New York City Man Sentenced To Five Years For Oxycodone Trafficking
BANGOR, Maine - Michael J. Ferguson, acting Special Agent in Charge of the Drug Enforcement Administration for New England and United States Attorney Thomas E. Delahanty II announced that William Waters, 33, of Bronx, New York, was sentenced today in U.S. District Court by Chief Judge John A. Woodcock, Jr., to five years in prison and three years of supervised release for possession with intent to distribute oxycodone. Waters pleaded guilty on March 31, 2014.

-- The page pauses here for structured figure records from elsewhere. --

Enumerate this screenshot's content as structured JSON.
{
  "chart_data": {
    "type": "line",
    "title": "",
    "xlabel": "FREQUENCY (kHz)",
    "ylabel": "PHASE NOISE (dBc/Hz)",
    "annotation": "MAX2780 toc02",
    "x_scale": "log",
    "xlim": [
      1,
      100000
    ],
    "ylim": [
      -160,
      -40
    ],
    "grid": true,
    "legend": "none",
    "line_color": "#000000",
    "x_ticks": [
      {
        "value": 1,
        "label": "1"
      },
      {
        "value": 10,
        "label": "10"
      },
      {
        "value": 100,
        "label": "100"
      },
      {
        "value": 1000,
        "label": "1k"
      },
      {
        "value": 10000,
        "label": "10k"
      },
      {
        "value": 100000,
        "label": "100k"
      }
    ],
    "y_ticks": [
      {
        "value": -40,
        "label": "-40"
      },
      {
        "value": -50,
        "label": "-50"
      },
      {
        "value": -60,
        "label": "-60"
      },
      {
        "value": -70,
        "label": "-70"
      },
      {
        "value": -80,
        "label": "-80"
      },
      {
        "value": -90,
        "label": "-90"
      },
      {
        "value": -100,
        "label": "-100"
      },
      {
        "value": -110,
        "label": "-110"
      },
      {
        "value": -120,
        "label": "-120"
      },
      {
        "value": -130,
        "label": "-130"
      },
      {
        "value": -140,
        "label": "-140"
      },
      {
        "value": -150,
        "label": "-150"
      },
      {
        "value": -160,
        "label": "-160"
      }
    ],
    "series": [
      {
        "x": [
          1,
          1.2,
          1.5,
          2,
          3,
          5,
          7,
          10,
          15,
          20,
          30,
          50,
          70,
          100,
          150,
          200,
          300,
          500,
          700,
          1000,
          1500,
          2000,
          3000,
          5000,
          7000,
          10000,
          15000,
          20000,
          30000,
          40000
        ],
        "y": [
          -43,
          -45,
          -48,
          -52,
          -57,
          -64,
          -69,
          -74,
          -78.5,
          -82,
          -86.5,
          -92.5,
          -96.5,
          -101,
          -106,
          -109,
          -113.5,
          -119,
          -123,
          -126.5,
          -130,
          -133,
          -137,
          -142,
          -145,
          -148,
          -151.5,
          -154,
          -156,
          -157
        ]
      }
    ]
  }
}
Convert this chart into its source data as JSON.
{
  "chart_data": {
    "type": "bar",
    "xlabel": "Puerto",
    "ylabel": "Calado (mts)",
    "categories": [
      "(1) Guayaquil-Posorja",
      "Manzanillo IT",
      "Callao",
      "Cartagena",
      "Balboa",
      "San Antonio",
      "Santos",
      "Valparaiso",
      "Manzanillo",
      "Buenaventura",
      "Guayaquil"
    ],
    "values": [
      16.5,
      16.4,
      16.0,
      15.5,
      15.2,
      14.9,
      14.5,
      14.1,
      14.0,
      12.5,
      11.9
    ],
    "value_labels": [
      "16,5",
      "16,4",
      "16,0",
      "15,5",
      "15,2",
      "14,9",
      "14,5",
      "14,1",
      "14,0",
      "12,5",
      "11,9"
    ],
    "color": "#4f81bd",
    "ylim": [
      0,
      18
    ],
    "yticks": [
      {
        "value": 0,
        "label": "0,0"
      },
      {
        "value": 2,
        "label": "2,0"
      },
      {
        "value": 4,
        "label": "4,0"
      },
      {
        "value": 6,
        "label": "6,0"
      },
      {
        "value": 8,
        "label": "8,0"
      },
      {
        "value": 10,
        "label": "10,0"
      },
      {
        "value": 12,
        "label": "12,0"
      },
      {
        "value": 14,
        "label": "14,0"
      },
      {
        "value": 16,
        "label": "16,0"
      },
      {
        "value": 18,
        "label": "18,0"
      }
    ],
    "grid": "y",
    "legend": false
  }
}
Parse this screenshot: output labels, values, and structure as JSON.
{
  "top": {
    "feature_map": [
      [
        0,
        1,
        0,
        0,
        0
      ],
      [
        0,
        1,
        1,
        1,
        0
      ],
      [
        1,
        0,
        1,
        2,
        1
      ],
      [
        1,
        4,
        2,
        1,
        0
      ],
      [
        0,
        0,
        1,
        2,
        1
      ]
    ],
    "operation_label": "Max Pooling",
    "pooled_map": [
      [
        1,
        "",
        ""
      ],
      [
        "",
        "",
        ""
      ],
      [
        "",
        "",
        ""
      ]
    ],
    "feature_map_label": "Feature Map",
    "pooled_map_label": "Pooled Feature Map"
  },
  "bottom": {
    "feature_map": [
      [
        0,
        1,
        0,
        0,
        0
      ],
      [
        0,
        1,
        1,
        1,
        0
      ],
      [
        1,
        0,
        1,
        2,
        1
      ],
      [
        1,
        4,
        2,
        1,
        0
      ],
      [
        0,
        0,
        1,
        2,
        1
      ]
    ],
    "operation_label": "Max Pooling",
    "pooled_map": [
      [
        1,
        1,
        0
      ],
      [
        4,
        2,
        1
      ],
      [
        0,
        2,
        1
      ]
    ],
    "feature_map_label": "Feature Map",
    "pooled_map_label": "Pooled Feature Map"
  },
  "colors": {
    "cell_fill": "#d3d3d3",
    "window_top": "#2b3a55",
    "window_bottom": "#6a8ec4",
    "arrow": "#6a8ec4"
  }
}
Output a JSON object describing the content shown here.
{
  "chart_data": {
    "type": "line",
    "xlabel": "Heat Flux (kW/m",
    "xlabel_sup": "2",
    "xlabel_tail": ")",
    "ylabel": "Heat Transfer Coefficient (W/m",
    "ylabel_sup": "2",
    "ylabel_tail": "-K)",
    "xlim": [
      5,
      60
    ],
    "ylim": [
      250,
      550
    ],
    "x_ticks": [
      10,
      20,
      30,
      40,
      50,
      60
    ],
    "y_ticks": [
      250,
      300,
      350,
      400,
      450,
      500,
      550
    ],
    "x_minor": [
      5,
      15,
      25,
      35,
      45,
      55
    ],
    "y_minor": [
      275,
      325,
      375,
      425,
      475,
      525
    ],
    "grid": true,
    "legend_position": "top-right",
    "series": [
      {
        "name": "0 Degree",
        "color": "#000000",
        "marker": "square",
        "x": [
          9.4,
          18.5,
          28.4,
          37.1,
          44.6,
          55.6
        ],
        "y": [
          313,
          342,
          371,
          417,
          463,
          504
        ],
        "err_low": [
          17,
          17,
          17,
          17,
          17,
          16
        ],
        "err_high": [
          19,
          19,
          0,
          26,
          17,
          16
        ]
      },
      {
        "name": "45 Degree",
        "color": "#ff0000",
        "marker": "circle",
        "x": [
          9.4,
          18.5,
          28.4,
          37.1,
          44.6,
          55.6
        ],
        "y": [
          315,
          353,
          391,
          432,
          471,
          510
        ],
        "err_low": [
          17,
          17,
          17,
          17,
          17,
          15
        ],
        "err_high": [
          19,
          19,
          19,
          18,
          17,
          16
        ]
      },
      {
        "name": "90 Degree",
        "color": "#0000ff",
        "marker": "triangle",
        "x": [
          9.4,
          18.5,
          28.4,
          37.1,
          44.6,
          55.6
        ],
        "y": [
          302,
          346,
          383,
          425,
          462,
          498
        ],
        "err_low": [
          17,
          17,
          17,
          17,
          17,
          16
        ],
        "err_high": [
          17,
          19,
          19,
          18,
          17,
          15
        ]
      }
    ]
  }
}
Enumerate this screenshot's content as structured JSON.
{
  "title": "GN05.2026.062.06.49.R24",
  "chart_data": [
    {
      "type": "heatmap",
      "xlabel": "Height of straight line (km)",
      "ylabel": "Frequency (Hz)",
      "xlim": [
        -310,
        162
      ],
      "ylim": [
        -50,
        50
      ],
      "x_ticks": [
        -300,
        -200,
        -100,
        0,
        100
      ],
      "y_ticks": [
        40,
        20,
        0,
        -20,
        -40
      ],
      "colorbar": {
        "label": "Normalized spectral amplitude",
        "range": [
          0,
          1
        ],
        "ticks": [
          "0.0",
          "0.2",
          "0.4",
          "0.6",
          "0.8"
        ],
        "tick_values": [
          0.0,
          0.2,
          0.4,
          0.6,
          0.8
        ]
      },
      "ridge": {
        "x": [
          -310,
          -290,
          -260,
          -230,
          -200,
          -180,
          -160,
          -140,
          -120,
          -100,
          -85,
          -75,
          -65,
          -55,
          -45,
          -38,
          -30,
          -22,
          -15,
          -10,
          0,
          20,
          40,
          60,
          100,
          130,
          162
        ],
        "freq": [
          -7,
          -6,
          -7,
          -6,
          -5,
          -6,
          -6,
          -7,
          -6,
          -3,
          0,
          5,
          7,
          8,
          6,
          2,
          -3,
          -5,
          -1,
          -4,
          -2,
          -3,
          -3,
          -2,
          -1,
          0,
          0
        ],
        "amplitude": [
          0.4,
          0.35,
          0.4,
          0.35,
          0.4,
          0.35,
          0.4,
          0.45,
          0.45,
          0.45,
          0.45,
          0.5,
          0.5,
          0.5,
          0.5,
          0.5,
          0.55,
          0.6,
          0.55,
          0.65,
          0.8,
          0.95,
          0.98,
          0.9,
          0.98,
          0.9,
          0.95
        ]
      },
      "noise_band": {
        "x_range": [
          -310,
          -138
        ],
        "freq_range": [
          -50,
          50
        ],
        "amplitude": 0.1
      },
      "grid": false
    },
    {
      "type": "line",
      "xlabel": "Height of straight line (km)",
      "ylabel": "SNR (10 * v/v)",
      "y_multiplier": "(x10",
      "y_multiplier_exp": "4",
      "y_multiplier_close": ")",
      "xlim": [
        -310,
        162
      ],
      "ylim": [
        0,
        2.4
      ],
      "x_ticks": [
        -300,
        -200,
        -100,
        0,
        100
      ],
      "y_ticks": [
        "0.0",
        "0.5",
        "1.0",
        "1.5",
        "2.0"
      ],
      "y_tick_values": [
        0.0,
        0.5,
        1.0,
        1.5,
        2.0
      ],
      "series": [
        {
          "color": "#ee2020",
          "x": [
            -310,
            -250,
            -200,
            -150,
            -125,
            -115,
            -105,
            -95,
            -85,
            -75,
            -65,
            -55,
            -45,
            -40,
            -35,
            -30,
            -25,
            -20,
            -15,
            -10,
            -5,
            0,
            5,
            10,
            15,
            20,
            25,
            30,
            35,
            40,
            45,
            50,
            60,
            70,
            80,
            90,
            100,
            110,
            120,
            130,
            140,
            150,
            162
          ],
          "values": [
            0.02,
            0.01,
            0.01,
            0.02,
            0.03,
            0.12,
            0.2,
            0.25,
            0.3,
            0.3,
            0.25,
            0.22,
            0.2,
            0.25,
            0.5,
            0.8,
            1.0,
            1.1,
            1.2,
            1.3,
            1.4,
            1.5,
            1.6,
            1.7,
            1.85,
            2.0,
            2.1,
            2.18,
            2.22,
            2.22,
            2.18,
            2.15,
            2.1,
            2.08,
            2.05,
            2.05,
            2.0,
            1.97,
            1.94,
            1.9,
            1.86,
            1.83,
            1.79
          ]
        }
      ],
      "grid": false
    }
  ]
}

Court records reveal that on March 15, 2013, the defendant and Ebony Howard were encountered by officers with the Waterville Police Department who had information that Waters and Howard were travelling with a large number oxycodone tablets. Waters and Howard were driven to police headquarters where officers seized 645 oxycodone 30 mg tablets from Howard. Waters admitted that Howard was doing him a favor transporting the pills, that he got them in New York City and that he intended to distribute them to customers in Maine. At sentencing, Waters was identified as a courier for a central Maine drug dealer, Maurice McCray, who was sentenced yesterday.
In imposing sentence, Chief Judge Woodcock told Waters that his name was “all over the Maurice McCray case” and told him the March 15th event in Waterville was “not a one-time event.”
The case was investigated by the Waterville Police Department, with assistance from the Maine Drug Enforcement Agency and the U.S. Drug Enforcement Administration.